Saturday, 30 October 2010

Tears all around


Khartoum’s para-NCP press has lately found quite a hit in the person of Ikhlas Salah-Eldin Garang. The before largely unknown SPLM activist surfaced during a rally organised by the official women union to which a fellow Southern Sudanese, Sarah Elija, has been recently elected Secretary General. Last week Ms Garang’s emotional pro-unity speech gained prominence since it apparently itched NCP vice-chairman Nafie Ali Nafie’s already troubled heart forcing precious tears down his cheeks. The last to speak Nafie picked up on Ikhlas’s talk calling it a glimpse of hope. A day or so later another paper quoted Ikhlas saying that unity is a political decision that can be made within 6 hours, however this time she was described as a leading figure in the SPLM.

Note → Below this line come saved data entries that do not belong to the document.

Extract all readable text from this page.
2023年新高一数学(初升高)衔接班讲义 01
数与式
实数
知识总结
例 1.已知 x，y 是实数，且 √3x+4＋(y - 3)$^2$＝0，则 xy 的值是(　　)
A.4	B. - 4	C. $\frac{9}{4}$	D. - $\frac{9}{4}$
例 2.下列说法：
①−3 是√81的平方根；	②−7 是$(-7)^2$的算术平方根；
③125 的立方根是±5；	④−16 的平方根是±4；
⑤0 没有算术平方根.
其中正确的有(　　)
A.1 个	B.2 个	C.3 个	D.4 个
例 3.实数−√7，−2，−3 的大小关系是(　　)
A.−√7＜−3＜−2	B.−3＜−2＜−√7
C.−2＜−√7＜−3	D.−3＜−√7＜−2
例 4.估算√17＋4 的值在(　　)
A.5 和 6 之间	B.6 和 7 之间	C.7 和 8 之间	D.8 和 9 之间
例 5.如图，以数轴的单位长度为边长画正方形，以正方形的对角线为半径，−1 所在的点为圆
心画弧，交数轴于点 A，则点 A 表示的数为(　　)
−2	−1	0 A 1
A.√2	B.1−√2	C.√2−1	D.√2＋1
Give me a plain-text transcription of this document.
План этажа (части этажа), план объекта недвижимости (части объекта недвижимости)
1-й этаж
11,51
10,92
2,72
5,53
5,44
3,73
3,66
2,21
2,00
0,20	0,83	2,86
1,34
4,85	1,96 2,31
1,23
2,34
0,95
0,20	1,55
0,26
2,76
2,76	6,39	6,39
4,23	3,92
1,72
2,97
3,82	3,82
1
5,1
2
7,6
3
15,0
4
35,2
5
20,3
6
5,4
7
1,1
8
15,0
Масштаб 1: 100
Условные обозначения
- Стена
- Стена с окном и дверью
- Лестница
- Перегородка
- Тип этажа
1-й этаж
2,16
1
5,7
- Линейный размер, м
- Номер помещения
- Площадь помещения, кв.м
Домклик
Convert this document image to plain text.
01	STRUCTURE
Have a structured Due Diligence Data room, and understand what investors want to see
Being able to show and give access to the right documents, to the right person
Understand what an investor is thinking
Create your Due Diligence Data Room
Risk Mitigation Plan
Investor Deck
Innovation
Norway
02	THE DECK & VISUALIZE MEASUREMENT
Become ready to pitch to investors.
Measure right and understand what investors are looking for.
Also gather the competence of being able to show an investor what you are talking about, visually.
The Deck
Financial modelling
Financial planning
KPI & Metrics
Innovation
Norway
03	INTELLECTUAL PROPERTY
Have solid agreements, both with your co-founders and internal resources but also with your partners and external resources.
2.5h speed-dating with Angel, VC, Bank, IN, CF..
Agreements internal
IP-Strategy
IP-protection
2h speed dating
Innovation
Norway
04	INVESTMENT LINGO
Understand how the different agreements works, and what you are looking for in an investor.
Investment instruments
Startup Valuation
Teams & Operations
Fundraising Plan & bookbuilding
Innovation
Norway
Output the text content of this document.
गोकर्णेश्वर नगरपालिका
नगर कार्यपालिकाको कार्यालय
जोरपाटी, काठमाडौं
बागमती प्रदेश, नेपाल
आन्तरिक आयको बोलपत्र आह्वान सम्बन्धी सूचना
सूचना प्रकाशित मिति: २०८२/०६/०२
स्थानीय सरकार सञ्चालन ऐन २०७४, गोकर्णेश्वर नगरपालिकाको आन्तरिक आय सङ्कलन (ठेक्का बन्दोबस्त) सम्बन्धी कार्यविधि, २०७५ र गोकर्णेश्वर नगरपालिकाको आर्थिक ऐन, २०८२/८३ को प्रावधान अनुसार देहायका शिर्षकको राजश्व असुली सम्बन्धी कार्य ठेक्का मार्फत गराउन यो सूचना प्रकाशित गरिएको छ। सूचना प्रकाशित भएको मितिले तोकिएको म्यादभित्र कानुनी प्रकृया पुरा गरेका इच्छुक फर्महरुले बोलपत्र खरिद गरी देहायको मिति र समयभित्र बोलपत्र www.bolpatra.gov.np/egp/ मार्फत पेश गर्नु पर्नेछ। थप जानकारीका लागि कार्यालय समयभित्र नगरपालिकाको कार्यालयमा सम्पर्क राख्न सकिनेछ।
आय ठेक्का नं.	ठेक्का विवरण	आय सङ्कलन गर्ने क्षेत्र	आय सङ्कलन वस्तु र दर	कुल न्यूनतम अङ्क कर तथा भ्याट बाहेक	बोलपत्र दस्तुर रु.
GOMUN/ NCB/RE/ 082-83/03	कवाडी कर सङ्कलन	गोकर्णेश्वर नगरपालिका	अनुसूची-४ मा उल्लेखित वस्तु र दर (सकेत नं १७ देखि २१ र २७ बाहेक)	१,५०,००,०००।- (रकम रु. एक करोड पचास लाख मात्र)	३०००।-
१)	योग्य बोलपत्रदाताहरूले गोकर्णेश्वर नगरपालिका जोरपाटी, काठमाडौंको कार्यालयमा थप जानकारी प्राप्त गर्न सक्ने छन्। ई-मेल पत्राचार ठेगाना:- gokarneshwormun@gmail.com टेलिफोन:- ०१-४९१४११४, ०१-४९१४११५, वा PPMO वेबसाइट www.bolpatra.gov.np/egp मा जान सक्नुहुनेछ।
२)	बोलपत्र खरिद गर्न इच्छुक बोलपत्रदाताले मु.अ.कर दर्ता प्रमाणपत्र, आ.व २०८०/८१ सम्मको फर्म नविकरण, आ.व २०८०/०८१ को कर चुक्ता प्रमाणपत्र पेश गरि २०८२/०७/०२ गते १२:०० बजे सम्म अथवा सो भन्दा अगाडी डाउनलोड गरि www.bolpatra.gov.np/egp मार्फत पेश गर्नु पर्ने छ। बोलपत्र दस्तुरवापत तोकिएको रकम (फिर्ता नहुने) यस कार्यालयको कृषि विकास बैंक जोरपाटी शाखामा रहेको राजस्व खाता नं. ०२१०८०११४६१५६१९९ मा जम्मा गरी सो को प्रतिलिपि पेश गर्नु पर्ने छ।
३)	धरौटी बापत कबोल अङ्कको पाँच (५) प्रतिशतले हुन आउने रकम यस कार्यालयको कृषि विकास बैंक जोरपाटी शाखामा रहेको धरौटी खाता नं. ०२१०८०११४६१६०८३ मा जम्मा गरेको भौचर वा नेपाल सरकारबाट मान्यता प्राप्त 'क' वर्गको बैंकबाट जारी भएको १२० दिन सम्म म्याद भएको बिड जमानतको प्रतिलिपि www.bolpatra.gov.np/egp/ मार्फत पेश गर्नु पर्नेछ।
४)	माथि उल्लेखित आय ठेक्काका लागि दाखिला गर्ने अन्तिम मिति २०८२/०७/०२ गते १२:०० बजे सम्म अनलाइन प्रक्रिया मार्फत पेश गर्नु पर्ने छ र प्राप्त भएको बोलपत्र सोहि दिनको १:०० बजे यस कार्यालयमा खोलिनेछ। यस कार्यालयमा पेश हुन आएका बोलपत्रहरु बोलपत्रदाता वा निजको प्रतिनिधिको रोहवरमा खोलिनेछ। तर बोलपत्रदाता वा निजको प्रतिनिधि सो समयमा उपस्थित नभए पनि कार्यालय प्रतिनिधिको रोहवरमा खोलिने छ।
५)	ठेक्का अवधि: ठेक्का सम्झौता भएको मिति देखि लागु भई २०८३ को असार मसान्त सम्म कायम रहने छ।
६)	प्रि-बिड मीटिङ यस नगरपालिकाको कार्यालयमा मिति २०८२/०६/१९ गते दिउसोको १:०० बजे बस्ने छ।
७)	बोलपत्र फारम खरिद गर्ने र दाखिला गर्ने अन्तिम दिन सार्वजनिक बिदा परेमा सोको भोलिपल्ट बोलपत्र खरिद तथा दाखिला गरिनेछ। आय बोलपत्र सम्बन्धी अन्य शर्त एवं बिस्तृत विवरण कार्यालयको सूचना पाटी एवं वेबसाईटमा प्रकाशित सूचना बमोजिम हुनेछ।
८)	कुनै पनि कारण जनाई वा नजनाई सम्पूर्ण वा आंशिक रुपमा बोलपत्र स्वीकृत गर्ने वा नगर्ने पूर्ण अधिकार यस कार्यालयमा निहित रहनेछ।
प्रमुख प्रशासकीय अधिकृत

Nafie’s tears are not without precedent, a month or so ago Ibrahim Ghandoor, another NCP commissar of lesser relevance, shed unity tears before a rally of the workers union. I guess now we have good reasons to wait for Ali Osman Taha’s unity tears, and may be even Bashir’s. Press reports eloquently detailed the significance and truthfulness of tears as the ultimate evidence of commitment particularly coming from prominent men of power. Patching the reports together one could tap an emerging political economy of tears. If ruthless NCP strongmen like Nafie can be overcome by emotion for the sake of the nationalist cause so can the SPLM’s figureheads. Pagan Amum listening to the tune of South Sudan’s proposed national anthem was also reportedly overpowered by secession tears. Frankly though this tears economy is setting demanding standards.  It would be really asking too much if the finance minister presenting the annual budget would have to break into tears to prove the case for a tax raise, or if the education minister would have to sob to the council of ministers when asking for badly needed funds. The opposition I suppose would have to organise mass demonstrations of crying citizens!
In her sobbing Nafie speech Ikhlas Garang made quite a valid point.  She enquired about a ‘blood and kin’ commission in the calculated CPA referring to the inseparable North-South intermix. The same could be generally said about Sudanese-Ethiopian, Sudanese-Chadian, and Sudanese-Egyptian relationships. In all cases state borders slice through a rich and continuous history of population intermixture and exchange. The point though is the violence of state-making as such. To Messrs Nafie, Ghandour, and fellow sobbing gentlemen, what led to your failure in forging a unified country over the geography of the Sudan you inherited will likewise hamper your fantasy of a North Sudan, the flipside of a fantasy is a nightmare.